Conclusions: ART-naive, HIV-infected individuals with concurrent anemia and inflammation are at particularly high risk of failing treatment, and understanding the pathogenesis could lead to new interventions. Reducing inflammation and anemia will likely improve HIV disease outcomes. Alternatively, concurrent anemia and inflammation could represent individuals with occult opportunistic infections in need of additional screening.
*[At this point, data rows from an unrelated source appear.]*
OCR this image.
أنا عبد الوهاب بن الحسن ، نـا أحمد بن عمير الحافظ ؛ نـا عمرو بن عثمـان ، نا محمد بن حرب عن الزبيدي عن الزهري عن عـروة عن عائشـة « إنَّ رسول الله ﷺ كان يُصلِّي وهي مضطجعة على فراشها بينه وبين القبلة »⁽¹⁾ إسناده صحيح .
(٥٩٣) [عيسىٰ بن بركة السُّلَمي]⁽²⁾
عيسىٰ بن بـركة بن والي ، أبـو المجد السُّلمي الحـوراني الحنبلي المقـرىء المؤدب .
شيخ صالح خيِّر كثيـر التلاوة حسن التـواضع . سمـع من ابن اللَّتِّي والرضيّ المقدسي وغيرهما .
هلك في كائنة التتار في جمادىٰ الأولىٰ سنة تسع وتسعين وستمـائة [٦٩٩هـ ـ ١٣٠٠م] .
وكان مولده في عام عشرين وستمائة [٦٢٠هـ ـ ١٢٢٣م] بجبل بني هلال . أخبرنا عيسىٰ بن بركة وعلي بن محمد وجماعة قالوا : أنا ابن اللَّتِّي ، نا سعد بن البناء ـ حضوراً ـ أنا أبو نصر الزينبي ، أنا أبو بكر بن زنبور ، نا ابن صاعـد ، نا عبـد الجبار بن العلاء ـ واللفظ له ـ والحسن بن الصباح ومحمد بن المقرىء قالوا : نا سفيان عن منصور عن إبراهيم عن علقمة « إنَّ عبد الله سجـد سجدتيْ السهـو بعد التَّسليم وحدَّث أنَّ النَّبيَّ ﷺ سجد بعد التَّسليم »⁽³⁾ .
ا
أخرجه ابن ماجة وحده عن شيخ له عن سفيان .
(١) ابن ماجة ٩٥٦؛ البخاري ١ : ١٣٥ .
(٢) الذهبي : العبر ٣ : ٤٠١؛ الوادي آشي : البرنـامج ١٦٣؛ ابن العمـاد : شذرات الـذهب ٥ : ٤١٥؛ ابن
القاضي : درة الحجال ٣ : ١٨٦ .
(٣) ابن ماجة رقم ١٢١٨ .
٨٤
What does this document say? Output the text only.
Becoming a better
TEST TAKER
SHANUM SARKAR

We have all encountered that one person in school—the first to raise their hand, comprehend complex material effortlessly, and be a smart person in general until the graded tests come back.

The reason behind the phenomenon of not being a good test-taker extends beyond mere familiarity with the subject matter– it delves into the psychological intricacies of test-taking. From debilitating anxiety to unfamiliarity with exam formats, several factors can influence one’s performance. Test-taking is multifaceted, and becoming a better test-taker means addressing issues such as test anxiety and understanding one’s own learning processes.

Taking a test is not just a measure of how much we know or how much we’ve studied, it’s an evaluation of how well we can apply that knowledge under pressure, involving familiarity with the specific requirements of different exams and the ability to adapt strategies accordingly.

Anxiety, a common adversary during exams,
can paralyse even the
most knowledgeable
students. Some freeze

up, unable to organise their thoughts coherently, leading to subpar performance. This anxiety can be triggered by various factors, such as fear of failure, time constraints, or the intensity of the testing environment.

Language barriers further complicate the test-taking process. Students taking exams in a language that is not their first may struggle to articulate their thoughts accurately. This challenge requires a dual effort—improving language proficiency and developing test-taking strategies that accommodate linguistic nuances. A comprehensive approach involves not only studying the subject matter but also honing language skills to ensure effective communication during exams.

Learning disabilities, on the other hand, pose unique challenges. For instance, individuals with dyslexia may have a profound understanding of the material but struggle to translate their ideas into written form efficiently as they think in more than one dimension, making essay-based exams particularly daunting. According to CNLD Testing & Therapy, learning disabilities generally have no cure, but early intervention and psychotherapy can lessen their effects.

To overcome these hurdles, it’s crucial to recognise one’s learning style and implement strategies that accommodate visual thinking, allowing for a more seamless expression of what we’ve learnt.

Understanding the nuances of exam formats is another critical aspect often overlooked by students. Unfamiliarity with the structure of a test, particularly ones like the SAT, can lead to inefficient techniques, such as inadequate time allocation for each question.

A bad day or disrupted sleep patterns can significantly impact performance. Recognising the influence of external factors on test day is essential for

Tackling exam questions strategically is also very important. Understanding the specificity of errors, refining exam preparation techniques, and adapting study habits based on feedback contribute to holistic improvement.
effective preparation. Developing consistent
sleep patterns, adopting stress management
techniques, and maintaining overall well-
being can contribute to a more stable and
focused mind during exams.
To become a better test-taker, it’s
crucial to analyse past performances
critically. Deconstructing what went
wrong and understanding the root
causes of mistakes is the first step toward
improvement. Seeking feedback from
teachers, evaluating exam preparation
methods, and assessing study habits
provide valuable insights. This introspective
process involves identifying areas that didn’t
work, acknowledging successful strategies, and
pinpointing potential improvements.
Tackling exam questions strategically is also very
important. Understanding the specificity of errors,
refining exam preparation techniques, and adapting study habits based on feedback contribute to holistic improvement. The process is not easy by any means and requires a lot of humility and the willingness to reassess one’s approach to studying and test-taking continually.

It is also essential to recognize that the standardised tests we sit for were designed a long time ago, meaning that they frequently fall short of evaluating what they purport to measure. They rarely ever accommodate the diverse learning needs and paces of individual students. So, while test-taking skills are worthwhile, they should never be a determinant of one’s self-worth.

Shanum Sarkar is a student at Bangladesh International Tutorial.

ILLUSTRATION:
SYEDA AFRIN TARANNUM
Keywords: CRP; HIV; anemia; antiretroviral therapy; inflammation.

Figure 1.

Case-cohort study. A random subcohort of 270 individuals and any additional cases from the original full cohort (AIDS Clinical Trials Group [ACTG] Prospective Evaluation of Antiretrovirals in Resource Limited Settings [PEARLS]) were part of the full case cohort. For the clinical failure case cohort, the outcome was clinical failure, which was defined as incident World Health Organization stage 3 or 4 events or death within 96 weeks after antiretroviral therapy (ART) (n = 234 controls and n = 236 cases). For the virologic failure case cohort, the outcome was virologic failure, which was defined as 2 successive plasma human immunodeficiency virus type 1 RNA levels >1000 copies/mL at or after 16 weeks post-ART (n = 246 controls and n = 165 cases). For the tuberculosis case cohort, the outcome was incident tuberculosis by 96 weeks post-ART initiation (n = 255 controls and n = 76 cases).

Figure 2.

Independent factors associated with pre–antiretroviral therapy anemia in the subcohort. Forest plot showing the odds ratio (OR) of anemia by covariates using data from the subcohort. Univariable (gray line) and multivariable (black line) logistic regression were used to calculate the OR of being anemic. Multivariable models were adjusted for sex (reference: male), country (reference: Brazil), body mass index (BMI) (reference: normal defined as 18–25 kg/m²), prior tuberculosis (reference: no prior tuberculosis), CD4 count (reference: >200 cells/µL), log viral load (reference: <4 copies/mL), albumin (reference: ≥3.5 g/dL), and C-reactive protein (reference: >10 mg/L). Country, log viral load, BMI, prior tuberculosis, and C-reactive protein were not associated with anemia in multivariable models and are not shown in this figure.

Figure 3.

Association of baseline anemia with clinical treatment failure using full case cohort. A, Using the full case cohort (n = 470), hazard ratios of clinical treatment failure by baseline anemia and baseline concurrent anemia and inflammation were calculated using univariable and multivariable Cox proportional hazards regression models. In multivariable model 1, the variables adjusted for were sex, age, body mass index (BMI), CD4 count, viral load, and C-reactive protein (CRP), and the reference group was people with no anemia. In multivariable model 2, categories were based on combination of anemia and CRP. Hazard ratio of clinical failure in nonanemic people with high inflammation (CRP ≥10 mg/L) (labeled No anemia and High CRP), anemic people with low inflammation (CRP <10 mg/L) (labeled Anemia and Low CRP), and anemic people with high inflammation (concurrent anemia and inflammation) were compared to the reference group of nonanemic people with low inflammation. Multivariable model 2 adjusted for sex, age, BMI, CD4 count, and viral load. Variables were categorized using the same definitions in Table 1. B, Kaplan–Meier curve is shown by the 4 categories. Abbreviation: ART, antiretroviral therapy.